WELLINGTON -- A pair of controversial projects to develop wetlands near the Mall at Wellington Green took a step forward Wednesday night.


After dozens of comments for and against the projects -- including a song -- the Wellington Planning, Zoning and Adjustment Board voted to recommend approval to the Village Council. There were two votes, on a comprehensive plan amendment and a master plan amendment. The board voted 5-2 on both items, with Elizabeth Mariaca and Alan Shullman dissenting on both.


>> WELLINGTON READERS: Sign up for The Post’s weekly newsletter for the latest Wellington news


One portion of developer Brefrank Inc.’s proposal would eliminate the wetland on the southeast corner of Forest Hill Boulevard and Olive Drive, just west of the Starbucks in front of the mall. In its place would go a 1.7-acre marshy lake and an approximately 10,000-square-foot restaurant.


Gary Koolik with Brefrank previously told The Palm Beach Post the restaurant could be either a BJ’s Restaurant and Brewhouse or Cooper’s Hawk Winery.


The other portion of the project affects a second wetland area next to the Axis apartment complex. Brefrank has pitched a 185-unit extension of Axis on about 9 acres of the wetland, while rehabilitating the remaining 10 acres of the preserve.


>> PAST COVERAGE: Developer fires back about controversial Wellington proposals: ‘These are not functional wetlands’


Dozens attended Wednesday night’s meeting to oppose the project, with protests that started at 4:30 p.m. near the preserve along Forest Hill Boulevard.


"We just don’t want them to pave over everything," protester Patricia Bachi said as she stood next to Forest Hill Boulevard on Wednesday afternoon. Bachi’s family moved to Wellington in 1977, and her father, Bob Markey Sr., owned and ran the Town-Crier newspaper.


Rabbi Barry Silver of Boca Raton, a longtime environmental supporter, said he drove to the protest and meeting after a funeral.


"We’re trying to prevent a funeral we will be forced to perform over this beautiful natural area," he said.


Later, at the meeting, Silver belted out an environmental ditty to the tune of Paul McCartney’s “Let It Be.”


>> PAST COVERAGE: Why two proposed developments near Wellington mall are getting big pushback


"When the chainsaws gather ‘round me, mother nature says to me, ‘We don’t need another storefront, let me be,’" he began. He finished his song to cheers from the dozens who attended in opposition of the project.


There were nearly 50 comments lodged at the meeting in opposition to the project, and about two dozen in favor.


The lengthy discussion and public comments pushed the meeting into the wee hours of Wednesday morning, adjourning about 12:30 a.m.


While opponents argued against the proposal’s environmental effects, those in support said it would boost the economy and open up the line of sight to the long-vacant Circuit City space behind it.


Brefrank’s agent, Wantman Group’s Jennifer Vail, also cited housing studies that say there is a growing need for multi-family housing in Wellington. An extension of the Axis apartments "would be extremely well-received by the market," she said.

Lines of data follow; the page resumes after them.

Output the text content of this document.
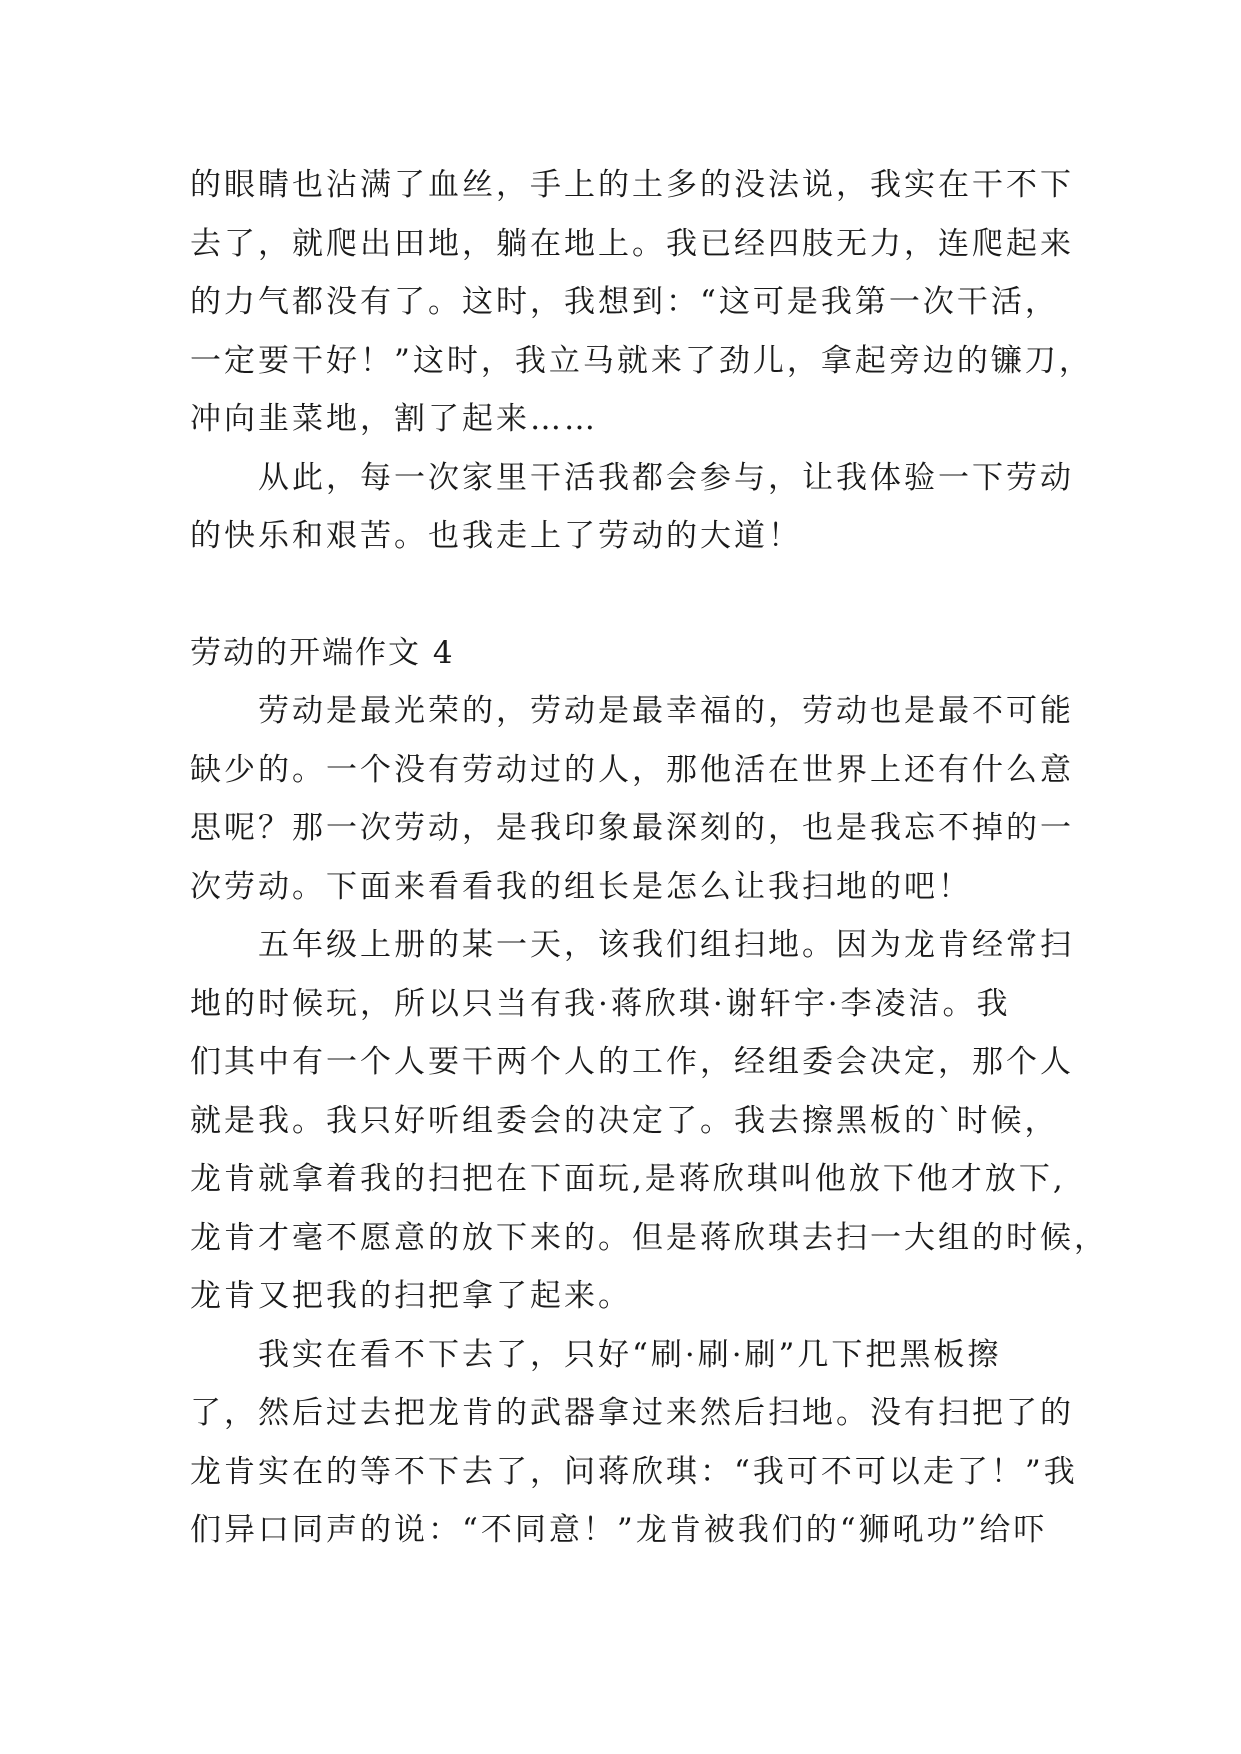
的眼睛也沾满了血丝，手上的土多的没法说，我实在干不下
去了，就爬出田地，躺在地上。我已经四肢无力，连爬起来
的力气都没有了。这时，我想到：“这可是我第一次干活，
一定要干好！”这时，我立马就来了劲儿，拿起旁边的镰刀，
冲向韭菜地，割了起来……
从此，每一次家里干活我都会参与，让我体验一下劳动
的快乐和艰苦。也我走上了劳动的大道！
劳动的开端作文 4
劳动是最光荣的，劳动是最幸福的，劳动也是最不可能
缺少的。一个没有劳动过的人，那他活在世界上还有什么意
思呢？那一次劳动，是我印象最深刻的，也是我忘不掉的一
次劳动。下面来看看我的组长是怎么让我扫地的吧！
五年级上册的某一天，该我们组扫地。因为龙肯经常扫
地的时候玩，所以只当有我·蒋欣琪·谢轩宇·李凌洁。我
们其中有一个人要干两个人的工作，经组委会决定，那个人
就是我。我只好听组委会的决定了。我去擦黑板的`时候，
龙肯就拿着我的扫把在下面玩,是蒋欣琪叫他放下他才放下,
龙肯才毫不愿意的放下来的。但是蒋欣琪去扫一大组的时候，
龙肯又把我的扫把拿了起来。
我实在看不下去了，只好“刷·刷·刷”几下把黑板擦
了，然后过去把龙肯的武器拿过来然后扫地。没有扫把了的
龙肯实在的等不下去了，问蒋欣琪：“我可不可以走了！”我
们异口同声的说：“不同意！”龙肯被我们的“狮吼功”给吓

The wetlands are not "functional," said Ed Weinberg, Brefrank’s environmental consultant. The wetlands are too high compared to the surrounding water table, he said.

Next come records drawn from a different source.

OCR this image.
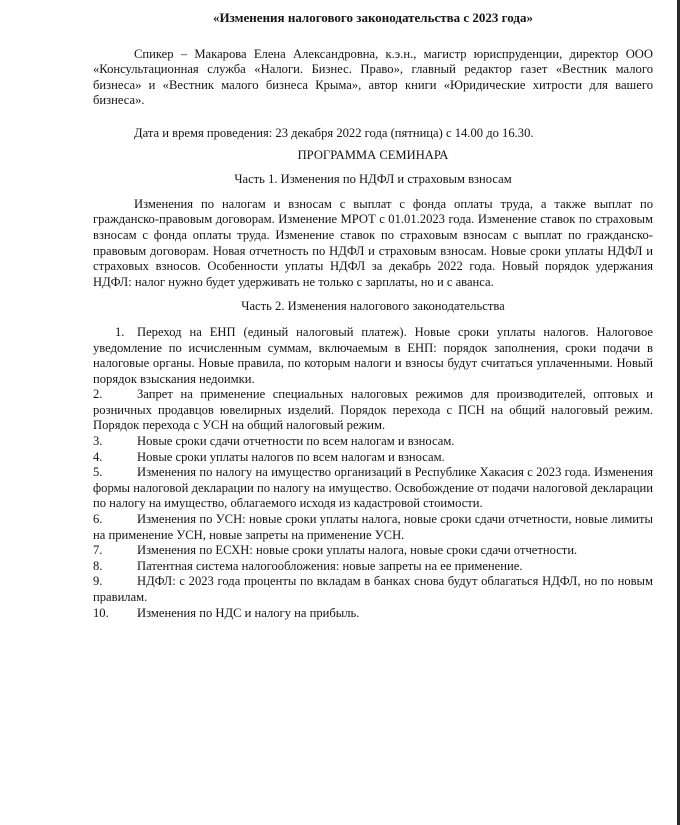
«Изменения налогового законодательства с 2023 года»

Спикер – Макарова Елена Александровна, к.э.н., магистр юриспруденции, директор ООО «Консультационная служба «Налоги. Бизнес. Право», главный редактор газет «Вестник малого бизнеса» и «Вестник малого бизнеса Крыма», автор книги «Юридические хитрости для вашего бизнеса».

Дата и время проведения: 23 декабря 2022 года (пятница) с 14.00 до 16.30.

ПРОГРАММА СЕМИНАРА

Часть 1. Изменения по НДФЛ и страховым взносам

Изменения по налогам и взносам с выплат с фонда оплаты труда, а также выплат по гражданско-правовым договорам. Изменение МРОТ с 01.01.2023 года. Изменение ставок по страховым взносам с фонда оплаты труда. Изменение ставок по страховым взносам с выплат по гражданско-правовым договорам. Новая отчетность по НДФЛ и страховым взносам. Новые сроки уплаты НДФЛ и страховых взносов. Особенности уплаты НДФЛ за декабрь 2022 года. Новый порядок удержания НДФЛ: налог нужно будет удерживать не только с зарплаты, но и с аванса.

Часть 2. Изменения налогового законодательства

1. Переход на ЕНП (единый налоговый платеж). Новые сроки уплаты налогов. Налоговое уведомление по исчисленным суммам, включаемым в ЕНП: порядок заполнения, сроки подачи в налоговые органы. Новые правила, по которым налоги и взносы будут считаться уплаченными. Новый порядок взыскания недоимки.

2.	Запрет на применение специальных налоговых режимов для производителей, оптовых и розничных продавцов ювелирных изделий. Порядок перехода с ПСН на общий налоговый режим. Порядок перехода с УСН на общий налоговый режим.

3.	Новые сроки сдачи отчетности по всем налогам и взносам.

4.	Новые сроки уплаты налогов по всем налогам и взносам.

5.	Изменения по налогу на имущество организаций в Республике Хакасия с 2023 года. Изменения формы налоговой декларации по налогу на имущество. Освобождение от подачи налоговой декларации по налогу на имущество, облагаемого исходя из кадастровой стоимости.

6.	Изменения по УСН: новые сроки уплаты налога, новые сроки сдачи отчетности, новые лимиты на применение УСН, новые запреты на применение УСН.

7.	Изменения по ЕСХН: новые сроки уплаты налога, новые сроки сдачи отчетности.

8.	Патентная система налогообложения: новые запреты на ее применение.

9.	НДФЛ: с 2023 года проценты по вкладам в банках снова будут облагаться НДФЛ, но по новым правилам.

10. Изменения по НДС и налогу на прибыль.
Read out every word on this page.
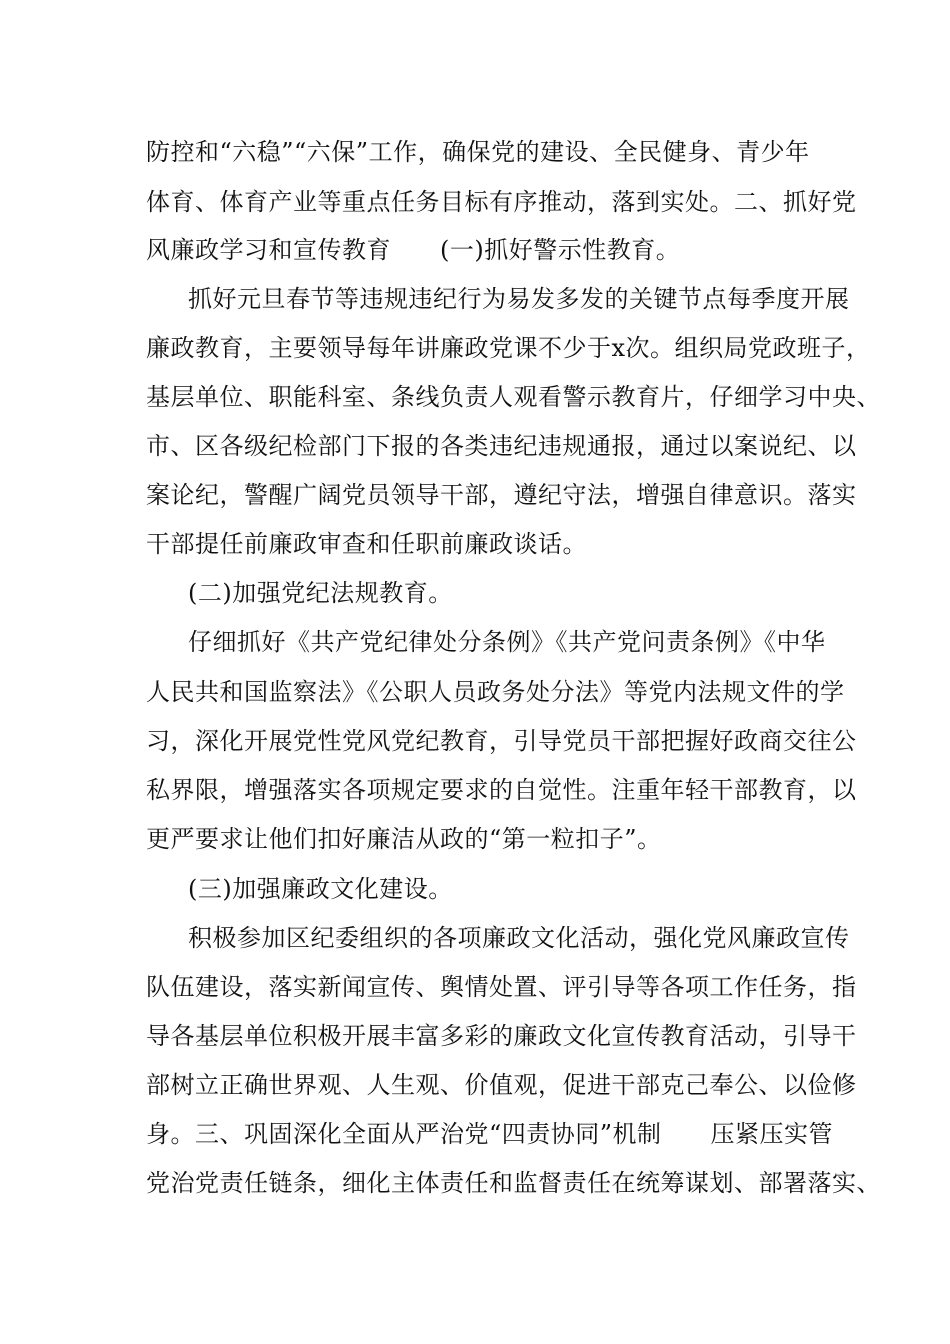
防控和“六稳”“六保”工作，确保党的建设、全民健身、青少年
体育、体育产业等重点任务目标有序推动，落到实处。二、抓好党
风廉政学习和宣传教育　　(一)抓好警示性教育。
抓好元旦春节等违规违纪行为易发多发的关键节点每季度开展
廉政教育，主要领导每年讲廉政党课不少于x次。组织局党政班子，
基层单位、职能科室、条线负责人观看警示教育片，仔细学习中央、
市、区各级纪检部门下报的各类违纪违规通报，通过以案说纪、以
案论纪，警醒广阔党员领导干部，遵纪守法，增强自律意识。落实
干部提任前廉政审查和任职前廉政谈话。
(二)加强党纪法规教育。
仔细抓好《共产党纪律处分条例》《共产党问责条例》《中华
人民共和国监察法》《公职人员政务处分法》等党内法规文件的学
习，深化开展党性党风党纪教育，引导党员干部把握好政商交往公
私界限，增强落实各项规定要求的自觉性。注重年轻干部教育，以
更严要求让他们扣好廉洁从政的“第一粒扣子”。
(三)加强廉政文化建设。
积极参加区纪委组织的各项廉政文化活动，强化党风廉政宣传
队伍建设，落实新闻宣传、舆情处置、评引导等各项工作任务，指
导各基层单位积极开展丰富多彩的廉政文化宣传教育活动，引导干
部树立正确世界观、人生观、价值观，促进干部克己奉公、以俭修
身。三、巩固深化全面从严治党“四责协同”机制　　压紧压实管
党治党责任链条，细化主体责任和监督责任在统筹谋划、部署落实、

Included in backup material given to the board was a note from the South Florida Water Management District in 1996 recommending off-site mitigation for the wetlands instead of keeping them.


"They did not expect … that they would have a long-term future as high-functioning wetlands," Weinberg said.


Board member Sal Van Casteren questioned the wetlands’ upkeep. Weinberg said they are maintained by a master property owners association, which signed off on Brefrank’s proposals.


Van Casteren asked if there were any signs or reports that indicated the wetlands were not functioning, and why the association didn’t do anything about that.


"It’s not a function of a lack of maintenance," Weinberg said. "The association can’t control the elevation of the water throughout Wellington."


But opponents argued the wetlands do serve a purpose, with some citing climate change while other compared development in Wellington to that in Houston, where overdevelopment was cited in part for extreme flooding following Hurricane Harvey in 2017.


Koolik said the rehabilitated wetlands and marshy lake would function better than the existing preserves for drainage.


In other action, the board named Stephen Levin its new chair, with former chair Mariaca named the new vice chair.


The board also voted unanimously to recommend approval of a daycare use for St. Rita Catholic Church, on the northwest corner of Big Blue Trace and Paddock Drive.


If approved by the council, the daycare would be allowed to have 60 children ages 3 to 5.


The church plans to build a new parish hall on the north side of its sanctuary and demolish the existing parish hall. The change should improve traffic flow on the site, the project’s planners said.